Each month, we sit down with members of the Sustainability Squad to learn more about their inspiration and motivation and the individual Eco Actions. This month, we’re talking to Christopher Kelley, an Asset Protection Auditor at the Perris, CA, Direct Fulfillment Center and a member of The Home Depot community for nearly six years.
Recently, the Eco Actions social media community featured Christopher’s posts about his home succulent garden as part of The Home Depot’s Sustainability Squad’s Earth Day celebrations. We sat down with Christopher to talk about sustainability and succulents.
EA: Hi, Christopher! How did you get involved with the Sustainability Squad?
CK: I believe it was on Yammer. I love participating in the community and sharing where I’ve incorporated the values [of The Home Depot] into my life.

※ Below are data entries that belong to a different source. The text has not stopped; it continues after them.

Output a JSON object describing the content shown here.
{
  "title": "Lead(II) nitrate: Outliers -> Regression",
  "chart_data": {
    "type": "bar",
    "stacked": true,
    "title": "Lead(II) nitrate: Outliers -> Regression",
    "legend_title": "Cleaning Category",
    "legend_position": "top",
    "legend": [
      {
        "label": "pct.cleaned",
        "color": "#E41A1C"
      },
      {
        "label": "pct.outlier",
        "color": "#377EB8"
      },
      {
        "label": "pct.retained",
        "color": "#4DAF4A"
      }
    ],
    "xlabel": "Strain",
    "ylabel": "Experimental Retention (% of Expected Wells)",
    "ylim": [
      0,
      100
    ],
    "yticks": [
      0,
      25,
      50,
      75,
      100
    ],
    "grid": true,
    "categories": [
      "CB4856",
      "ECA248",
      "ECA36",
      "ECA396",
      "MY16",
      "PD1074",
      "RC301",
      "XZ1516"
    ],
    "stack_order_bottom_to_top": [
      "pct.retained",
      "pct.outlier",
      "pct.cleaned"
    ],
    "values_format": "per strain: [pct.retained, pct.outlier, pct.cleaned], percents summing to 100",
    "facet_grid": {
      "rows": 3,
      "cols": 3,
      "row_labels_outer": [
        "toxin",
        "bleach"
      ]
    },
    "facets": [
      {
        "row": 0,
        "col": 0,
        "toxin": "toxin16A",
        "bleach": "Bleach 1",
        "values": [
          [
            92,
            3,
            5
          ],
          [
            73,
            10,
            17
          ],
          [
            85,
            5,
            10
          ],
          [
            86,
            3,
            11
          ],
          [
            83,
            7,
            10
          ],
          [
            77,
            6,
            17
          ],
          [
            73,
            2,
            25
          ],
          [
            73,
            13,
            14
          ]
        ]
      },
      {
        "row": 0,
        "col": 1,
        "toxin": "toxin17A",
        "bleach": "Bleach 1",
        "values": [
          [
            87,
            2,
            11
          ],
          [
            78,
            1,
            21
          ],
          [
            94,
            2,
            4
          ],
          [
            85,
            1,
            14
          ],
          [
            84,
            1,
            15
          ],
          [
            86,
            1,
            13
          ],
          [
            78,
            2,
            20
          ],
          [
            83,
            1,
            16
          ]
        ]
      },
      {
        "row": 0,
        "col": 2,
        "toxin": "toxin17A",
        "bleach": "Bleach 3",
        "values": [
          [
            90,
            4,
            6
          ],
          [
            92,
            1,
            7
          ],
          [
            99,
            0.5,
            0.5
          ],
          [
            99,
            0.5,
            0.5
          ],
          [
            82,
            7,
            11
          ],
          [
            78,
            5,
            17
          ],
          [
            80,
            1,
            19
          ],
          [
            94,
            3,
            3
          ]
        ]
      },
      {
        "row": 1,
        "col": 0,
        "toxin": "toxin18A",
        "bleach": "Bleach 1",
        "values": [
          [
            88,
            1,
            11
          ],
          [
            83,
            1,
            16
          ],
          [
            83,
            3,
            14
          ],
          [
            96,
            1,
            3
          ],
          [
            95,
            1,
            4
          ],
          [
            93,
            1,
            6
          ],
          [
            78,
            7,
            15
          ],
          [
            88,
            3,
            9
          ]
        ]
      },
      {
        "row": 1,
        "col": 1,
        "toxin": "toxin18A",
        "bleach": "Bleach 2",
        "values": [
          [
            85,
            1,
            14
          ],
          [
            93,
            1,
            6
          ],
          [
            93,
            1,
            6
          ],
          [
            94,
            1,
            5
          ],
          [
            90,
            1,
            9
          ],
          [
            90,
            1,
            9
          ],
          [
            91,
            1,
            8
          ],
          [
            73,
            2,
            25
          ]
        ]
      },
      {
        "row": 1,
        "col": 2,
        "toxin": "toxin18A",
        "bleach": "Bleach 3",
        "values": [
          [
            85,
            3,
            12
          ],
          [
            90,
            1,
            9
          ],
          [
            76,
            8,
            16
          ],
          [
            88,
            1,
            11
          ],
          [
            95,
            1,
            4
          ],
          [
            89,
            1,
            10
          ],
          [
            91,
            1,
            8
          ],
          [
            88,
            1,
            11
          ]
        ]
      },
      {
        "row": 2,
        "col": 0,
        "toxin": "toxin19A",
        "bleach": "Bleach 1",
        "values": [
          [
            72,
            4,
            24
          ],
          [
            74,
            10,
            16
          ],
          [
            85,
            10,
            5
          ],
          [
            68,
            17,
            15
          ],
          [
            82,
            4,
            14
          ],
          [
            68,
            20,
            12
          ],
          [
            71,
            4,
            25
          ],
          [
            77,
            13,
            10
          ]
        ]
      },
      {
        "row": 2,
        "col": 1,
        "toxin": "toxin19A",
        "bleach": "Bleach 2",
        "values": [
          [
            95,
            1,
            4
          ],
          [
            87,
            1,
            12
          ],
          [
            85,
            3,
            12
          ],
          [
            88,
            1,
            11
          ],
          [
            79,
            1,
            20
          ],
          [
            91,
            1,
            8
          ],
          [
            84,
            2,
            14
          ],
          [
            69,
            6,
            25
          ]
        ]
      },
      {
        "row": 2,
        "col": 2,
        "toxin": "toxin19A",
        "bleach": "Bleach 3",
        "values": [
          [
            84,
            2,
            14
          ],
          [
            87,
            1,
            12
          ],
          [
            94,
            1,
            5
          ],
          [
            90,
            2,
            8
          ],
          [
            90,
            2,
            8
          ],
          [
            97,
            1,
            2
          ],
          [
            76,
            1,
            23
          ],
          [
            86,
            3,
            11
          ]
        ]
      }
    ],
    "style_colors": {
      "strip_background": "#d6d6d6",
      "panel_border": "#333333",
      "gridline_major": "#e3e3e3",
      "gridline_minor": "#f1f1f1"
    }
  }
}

I was just in the midst of changing my home’s entire landscape with succulents to help better the environment. I’ve seen a lot of individuals posting on Eco Action’s Yammer community, showing how they were doing things to help and sustain our environment. I wanted to join in and do my part as a Home Depot associate, just living our values.
EA: Why succulents?
CK: I chose succulent plants like aloe vera because they grow very easily and quickly, and they’re easy to obtain. They don’t use a lot of water, so we don’t have to water them every single day. And you still have a nice-looking yard.
EA: Do you have any tips for succulent planters? What should people know before they get into succulents?
CK: I would recommend going to Home Depot and getting aloe vera plants. As they grow, you can replant them in a bigger area. After my plants outgrew their pot, I planted them in the ground, and they expanded from there. All the aloe vera plants I have currently came from four small, one-liter plant boxes. Here’s my pro tip: If you need plant food, you can use spoiled milk once a month. If I have milk that’s going bad, instead of throwing it out, I add water to it and pour it on the plant, and it turns into plant food.
EA: What a great way to reuse! How many plants do you have now?
CK: I have over 32 succulents in total, but I believe at least 20 are aloe vera alone.
EA: That’s incredible. Did the Sustainability Squad help encourage you in your succulent plant journey?
CK: The Sustainability Squad made me want to do more. In my backyard, I have a couple of roses and several birds of paradise, but I actually want to create a bigger space to plant more succulents in the backyard.
EA: Do you have any advice for associates and customers who want to become more involved in sustainability but aren’t sure how to start?
CK: I would say do a lot of research and a lot of reading and ask a lot of questions. That way, you’ll learn how to help others be better at what they’re doing and help yourself as an individual. It’ll help you expand. Just start making those everyday lifestyle changes, one person at a time. As you start to do those things in your home, let a friend or family member know about those changes. Let them know the benefits, and then that person can adapt to those changes. One person at a time, we can start creating a healthier environment and a better place to live and work.